By Michael Clive
The Chiara string quartet, classical’s indie innovators
Caffé Vivaldi, which hosted the four young musicians comprising Chiara for a 7:30 set last Thursday evening, is tucked away in a cozy storefront on Jones Street off Bleecker. The diminutive club is best known as an indie music venue, the kind of place where you’d expect to encounter Witches in Bikinis, the group featured in the free fanzine at the door.
Chiara, on the other hand, is a string quartet, classically trained with a repertoire to match. As soon as they began their opening work, the introduction to Jefferson Freedman’s String Quartet No. 3, the quality of their musicianship was evident in their energetic playing, which skittered and buzzed with a seemingly electric pulse. I didn’t know this modern work, but the sound drew me in.
Apparently, it had the same effect on people outside the club, who stopped and stared through the glass as if they couldn’t quite believe what they heard: unmistakably classical, unamplified, high-caliber playing…in a club. Some passers-by actually came in and tried to find an empty seat, which wasn’t easy.
If the hip modernity of the Freedman left any doubt regarding what was in store, the next offering erased it: the final movement of Mozart’s K465 string quartet — vintage chamber music, the kind usually played in larger, more formal concert halls or elegant salons where the audiences are considerably older than the Caffé Vivaldi crowd.
The members of Chiara — violinists Rebecca Fischer and Julie Yoon, violist Jonah Sirota and cellist Gregory Beaver — fit right into the Downtown scene. And they’re out to attract a broad spectrum of younger listeners to chamber music, which can seem off-puttingly hidebound and stuffy to the uninitiated. So in addition to the offbeat choice of venue, they tried other modest innovations that might seem radical to seasoned chamber music listeners — playing isolated movements and chatting with the audience between selections.

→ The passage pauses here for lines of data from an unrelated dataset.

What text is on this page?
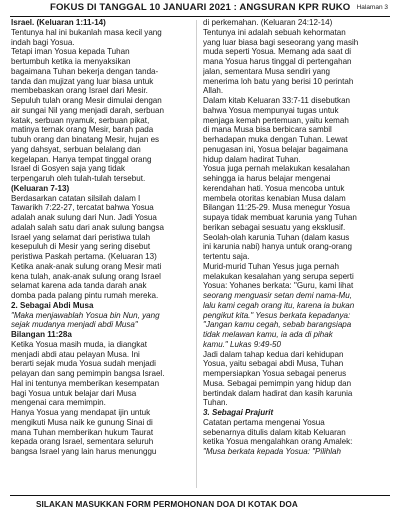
FOKUS DI TANGGAL 10 JANUARI 2021 : ANGSURAN KPR RUKO Halaman 3
Israel. (Keluaran 1:11-14)
Tentunya hal ini bukanlah masa kecil yang
indah bagi Yosua.
Tetapi iman Yosua kepada Tuhan
bertumbuh ketika ia menyaksikan
bagaimana Tuhan bekerja dengan tanda-
tanda dan mujizat yang luar biasa untuk
membebaskan orang Israel dari Mesir.
Sepuluh tulah orang Mesir dimulai dengan
air sungai Nil yang menjadi darah, serbuan
katak, serbuan nyamuk, serbuan pikat,
matinya ternak orang Mesir, barah pada
tubuh orang dan binatang Mesir, hujan es
yang dahsyat, serbuan belalang dan
kegelapan. Hanya tempat tinggal orang
Israel di Gosyen saja yang tidak
terpengaruh oleh tulah-tulah tersebut.
(Keluaran 7-13)
Berdasarkan catatan silsilah dalam I
Tawarikh 7:22-27, tercatat bahwa Yosua
adalah anak sulung dari Nun. Jadi Yosua
adalah salah satu dari anak sulung bangsa
Israel yang selamat dari peristiwa tulah
kesepuluh di Mesir yang sering disebut
peristiwa Paskah pertama. (Keluaran 13)
Ketika anak-anak sulung orang Mesir mati
kena tulah, anak-anak sulung orang Israel
selamat karena ada tanda darah anak
domba pada palang pintu rumah mereka.
2. Sebagai Abdi Musa
"Maka menjawablah Yosua bin Nun, yang
sejak mudanya menjadi abdi Musa"
Bilangan 11:28a
Ketika Yosua masih muda, ia diangkat
menjadi abdi atau pelayan Musa. Ini
berarti sejak muda Yosua sudah menjadi
pelayan dan sang pemimpin bangsa Israel.
Hal ini tentunya memberikan kesempatan
bagi Yosua untuk belajar dari Musa
mengenai cara memimpin.
Hanya Yosua yang mendapat ijin untuk
mengikuti Musa naik ke gunung Sinai di
mana Tuhan memberikan hukum Taurat
kepada orang Israel, sementara seluruh
bangsa Israel yang lain harus menunggu
di perkemahan. (Keluaran 24:12-14)
Tentunya ini adalah sebuah kehormatan
yang luar biasa bagi seseorang yang masih
muda seperti Yosua. Memang ada saat di
mana Yosua harus tinggal di pertengahan
jalan, sementara Musa sendiri yang
menerima loh batu yang berisi 10 perintah
Allah.
Dalam kitab Keluaran 33:7-11 disebutkan
bahwa Yosua mempunyai tugas untuk
menjaga kemah pertemuan, yaitu kemah
di mana Musa bisa berbicara sambil
berhadapan muka dengan Tuhan. Lewat
penugasan ini, Yosua belajar bagaimana
hidup dalam hadirat Tuhan.
Yosua juga pernah melakukan kesalahan
sehingga ia harus belajar mengenai
kerendahan hati. Yosua mencoba untuk
membela otoritas kenabian Musa dalam
Bilangan 11:25-29. Musa menegur Yosua
supaya tidak membuat karunia yang Tuhan
berikan sebagai sesuatu yang eksklusif.
Seolah-olah karunia Tuhan (dalam kasus
ini karunia nabi) hanya untuk orang-orang
tertentu saja.
Murid-murid Tuhan Yesus juga pernah
melakukan kesalahan yang serupa seperti
Yosua: Yohanes berkata: "Guru, kami lihat
seorang menguasir setan demi nama-Mu,
lalu kami cegah orang itu, karena ia bukan
pengikut kita." Yesus berkata kepadanya:
"Jangan kamu cegah, sebab barangsiapa
tidak melawan kamu, ia ada di pihak
kamu." Lukas 9:49-50
Jadi dalam tahap kedua dari kehidupan
Yosua, yaitu sebagai abdi Musa, Tuhan
mempersiapkan Yosua sebagai penerus
Musa. Sebagai pemimpin yang hidup dan
bertindak dalam hadirat dan kasih karunia
Tuhan.
3. Sebagai Prajurit
Catatan pertama mengenai Yosua
sebenarnya ditulis dalam kitab Keluaran
ketika Yosua mengalahkan orang Amalek:
"Musa berkata kepada Yosua: "Pilihlah
SILAKAN MASUKKAN FORM PERMOHONAN DOA DI KOTAK DOA
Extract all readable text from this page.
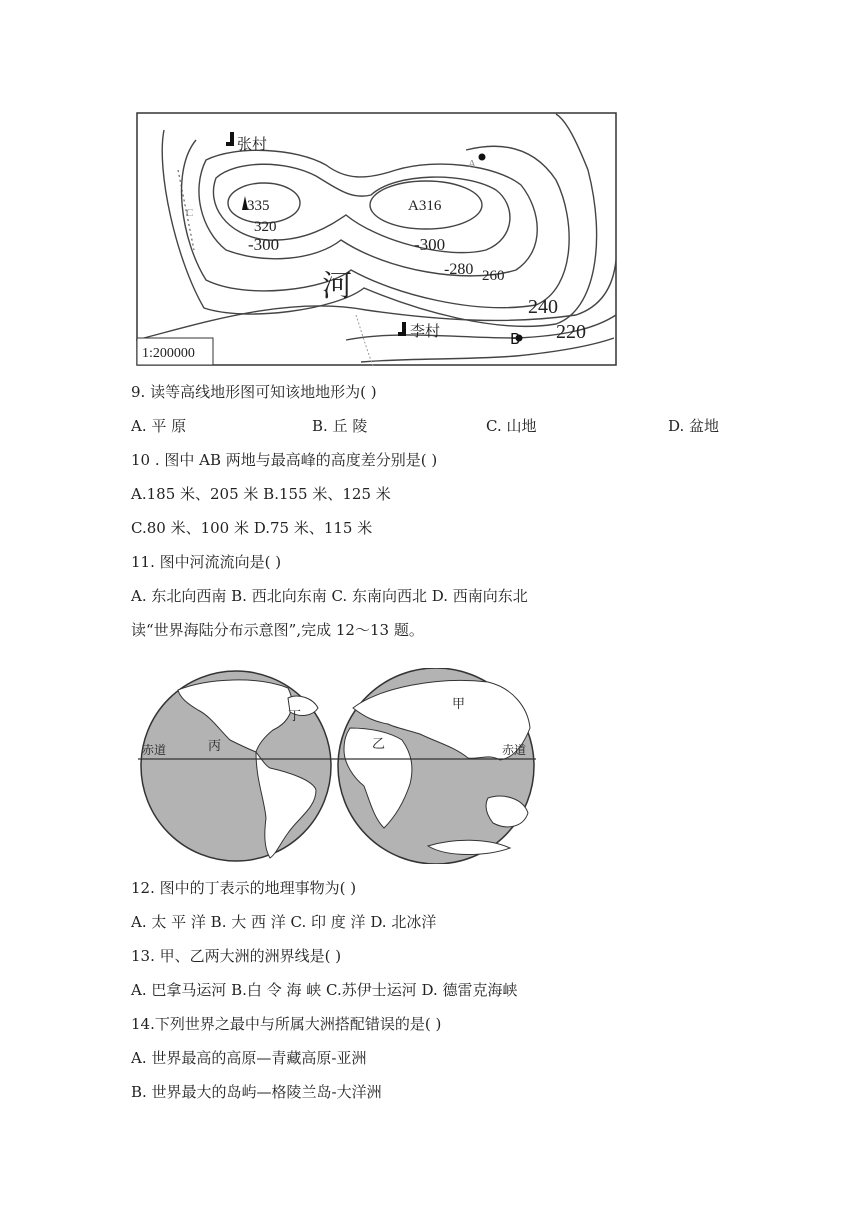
张村
李村
335	A316
320
-300	-300
-280 260
240
220
河
A
B
C
1:200000
9. 读等高线地形图可知该地地形为( )
A. 平 原	B. 丘 陵	C. 山地	D. 盆地
10 . 图中 AB 两地与最高峰的高度差分别是( )
A.185 米、205 米 B.155 米、125 米
C.80 米、100 米 D.75 米、115 米
11. 图中河流流向是( )
A. 东北向西南 B. 西北向东南 C. 东南向西北 D. 西南向东北
读“世界海陆分布示意图”,完成 12～13 题。
丁
丙
赤道
甲
乙	赤道
12. 图中的丁表示的地理事物为( )
A. 太 平 洋 B. 大 西 洋 C. 印 度 洋 D. 北冰洋
13. 甲、乙两大洲的洲界线是( )
A. 巴拿马运河 B.白 令 海 峡 C.苏伊士运河 D. 德雷克海峡
14.下列世界之最中与所属大洲搭配错误的是( )
A. 世界最高的高原—青藏高原-亚洲
B. 世界最大的岛屿—格陵兰岛-大洋洲
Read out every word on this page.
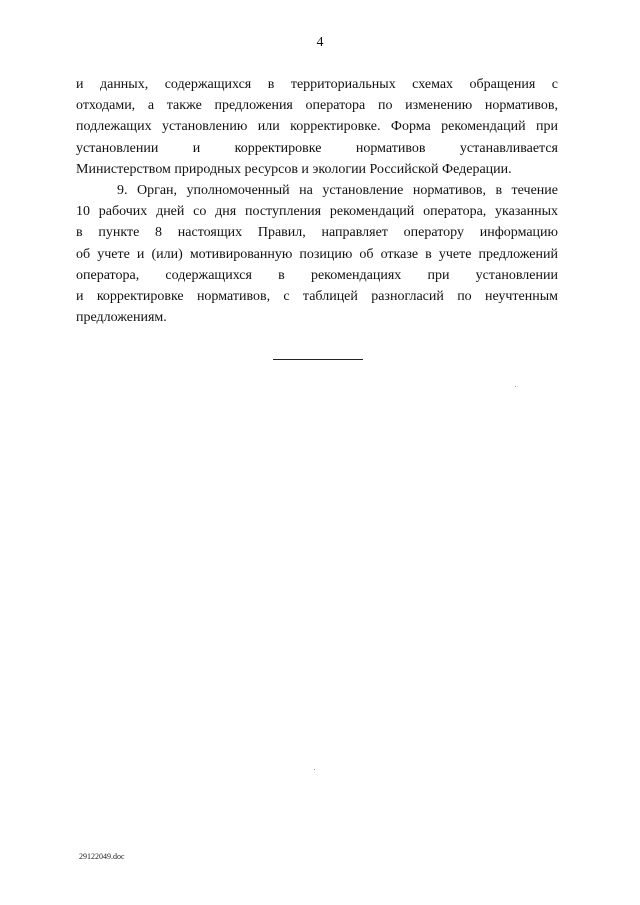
4
и данных, содержащихся в территориальных схемах обращения с
отходами, а также предложения оператора по изменению нормативов,
подлежащих установлению или корректировке. Форма рекомендаций при
установлении и корректировке нормативов устанавливается
Министерством природных ресурсов и экологии Российской Федерации.
9. Орган, уполномоченный на установление нормативов, в течение
10 рабочих дней со дня поступления рекомендаций оператора, указанных
в пункте 8 настоящих Правил, направляет оператору информацию
об учете и (или) мотивированную позицию об отказе в учете предложений
оператора, содержащихся в рекомендациях при установлении
и корректировке нормативов, с таблицей разногласий по неучтенным
предложениям.
29122049.doc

While their personal style is relaxed, their playing is polished. A ravishing account of the slow movement of Mozart’s K465 came later in the concert, inverted in sequence and separated from the finale by more modern works including an evocative excerpt from Peruvian composer Gabriela Lena Frank’s “Leyendas.” Somehow, it worked.
During the second half of Chiara’s program — Brahms’s passionate String Quartet in C Minor played in its entirety, and in the proper order — Sirota violated what some concertgoers consider the ultimate chamber music taboo. “By the way,” he said after the first movement was over, “if anyone feels like clapping between movements, feel free.”
The next day, during a phone interview, I described reviewing another concert where one audience member scolded a seatmate for applauding between movements. “That’s our nightmare scenario,” he told me. “If you give people a chance to listen to unfamiliar music they may love it, but then if they clap because they don’t know the convention and they’re made to feel embarrassed, that’s it. We’ve lost them.”
Mozart, he pointed out, didn’t just tolerate such applause — he expected it. “If applause didn’t force him to encore a first movement, he felt it wasn’t successful.” Still, notes Sirota, there are tradeoffs in taking these liberties now. “We have very strong artistic opinions, and we feel it’s important to hold the thread between movements. We don’t have the answer necessarily; it depends on what we’re playing, and where. When you get to the late romantics, for example, you have to continue one movement to the next. We decide on each piece individually.”
Despite the informality of Thursday’s setting and presentation style, Chiara’s young audience wound up treating the evening with high-minded seriousness. The players were prepared for the clinking of glasses, cutlery on plates and even hushed conversation, but listeners were at pains to eat as quietly as humanly possibly. Nobody was talking.
“I know, that’s funny, isn’t it?” asked Sirota. “Some people have asked if we aren’t back to square one, with people behaving as if they’re in a concert all. But we think there is a difference. If it’s a sincere response to the music, that’s a good reason to do it — not because there’s some liturgy that says you’re supposed to be quiet.”